If the on-and-off restaurant shutdowns have meant less food in, say, the Sansom street dumpsters, the rats will simply go where there is more food. “You have to really credit them for being so adaptive and intelligent,” Niedermeier says cheerfully.
And as far as shelter goes? This is where Vector comes back in, Garrow says: Anywhere there are low-lying plants and natural ground cover, rats can burrow and “really thrive.”
“There’s no official term for them, but we do know there are places where the rats tend to harbor”—places with lots of low plants and bushes that tend to look great and fill out a garden and not need a ton of upkeep. Places like our parks, in other words. Rittenhouse Square. The grounds of the Philadelphia Museum of Art. The garden around Eastern State Penitentiary. Franklin Square. And, yes, the Parkway. There are a great number of these places all over the city.
“And so we’re out focusing more and doing regular checkups and baiting in these places, especially now that they’re lower in traffic, which means the rats are getting bolder in expanding their area and creating more burrows.” (Baiting, in case you’re curious, involves putting poison some 18 inches below the round, down into the burrows. The poison makes the rats thirsty; they come up for water, and the water activates the poison.)
Another thing: As frustrating as it felt to not get much meaningful response from my councilperson or the CCD or 311 beyond the repeated suggestion that I spend more time calling Vector, this is, in fact, preferred protocol, Garrow says. The experts at Vector prefer to speak directly to the person who spotted the rat, because they generally ask several followup questions as to the time of day and exact location, details that often get left out or lost in translation through another middleman in the city.

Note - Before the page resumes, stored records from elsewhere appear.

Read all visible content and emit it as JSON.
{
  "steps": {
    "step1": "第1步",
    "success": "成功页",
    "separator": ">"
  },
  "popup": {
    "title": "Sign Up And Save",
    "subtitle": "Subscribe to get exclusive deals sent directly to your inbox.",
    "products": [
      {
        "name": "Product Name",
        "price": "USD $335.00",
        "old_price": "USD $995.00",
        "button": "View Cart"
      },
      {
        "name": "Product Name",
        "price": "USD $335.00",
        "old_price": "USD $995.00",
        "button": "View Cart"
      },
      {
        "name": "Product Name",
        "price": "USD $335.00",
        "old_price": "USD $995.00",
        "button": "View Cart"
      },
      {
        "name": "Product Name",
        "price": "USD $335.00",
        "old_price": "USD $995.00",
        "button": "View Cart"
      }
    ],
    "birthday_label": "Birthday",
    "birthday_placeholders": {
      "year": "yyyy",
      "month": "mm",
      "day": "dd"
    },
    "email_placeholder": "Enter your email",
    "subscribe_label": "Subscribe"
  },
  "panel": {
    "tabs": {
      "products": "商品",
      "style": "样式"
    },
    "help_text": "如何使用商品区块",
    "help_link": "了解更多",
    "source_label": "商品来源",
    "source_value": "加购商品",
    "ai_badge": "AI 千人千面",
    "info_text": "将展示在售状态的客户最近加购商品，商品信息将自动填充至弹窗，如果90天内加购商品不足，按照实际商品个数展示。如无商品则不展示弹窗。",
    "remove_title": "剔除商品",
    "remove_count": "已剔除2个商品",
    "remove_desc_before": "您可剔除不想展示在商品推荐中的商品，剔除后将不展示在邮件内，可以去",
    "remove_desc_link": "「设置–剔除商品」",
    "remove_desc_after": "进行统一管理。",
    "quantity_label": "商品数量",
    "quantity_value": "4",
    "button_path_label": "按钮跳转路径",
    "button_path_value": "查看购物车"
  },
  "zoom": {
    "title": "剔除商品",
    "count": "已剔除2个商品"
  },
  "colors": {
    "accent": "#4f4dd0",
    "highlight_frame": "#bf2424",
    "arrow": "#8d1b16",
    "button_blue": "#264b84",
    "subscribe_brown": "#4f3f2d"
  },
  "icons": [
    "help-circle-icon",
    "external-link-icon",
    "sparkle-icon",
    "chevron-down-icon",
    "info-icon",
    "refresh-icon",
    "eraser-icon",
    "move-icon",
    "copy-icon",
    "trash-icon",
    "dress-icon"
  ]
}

In short: The proper way to deal with rats when you see them on public or private property is to skip every other city entity and call Vector directly (215-685-9000). You might need to leave a message. You might need to follow up. And you should! As Niedermeier says, “we’re already dealing with one plague. We don’t need another one.”
She also points out that the best route to dealing with rats is actually still prevention. It might be worth reconsidering any low-lying plants around your own city property, and, obviously, carefully sealing and discarding your trash and recycling, both in public and private spaces.
And terrible as this entire vein of city living may be, she adds, here’s a silver lining for you to contemplate: Our rats are just Norway rats, she says. Your basic sewer rats. People in the Pacific Northwest have sewer rats like Philly, but also regularly deal with something called “roof rats” that live in trees and, yes, come at a house from above. And if that doesn’t make you marginally happier to be a Philadelphian, I don’t know what to tell you.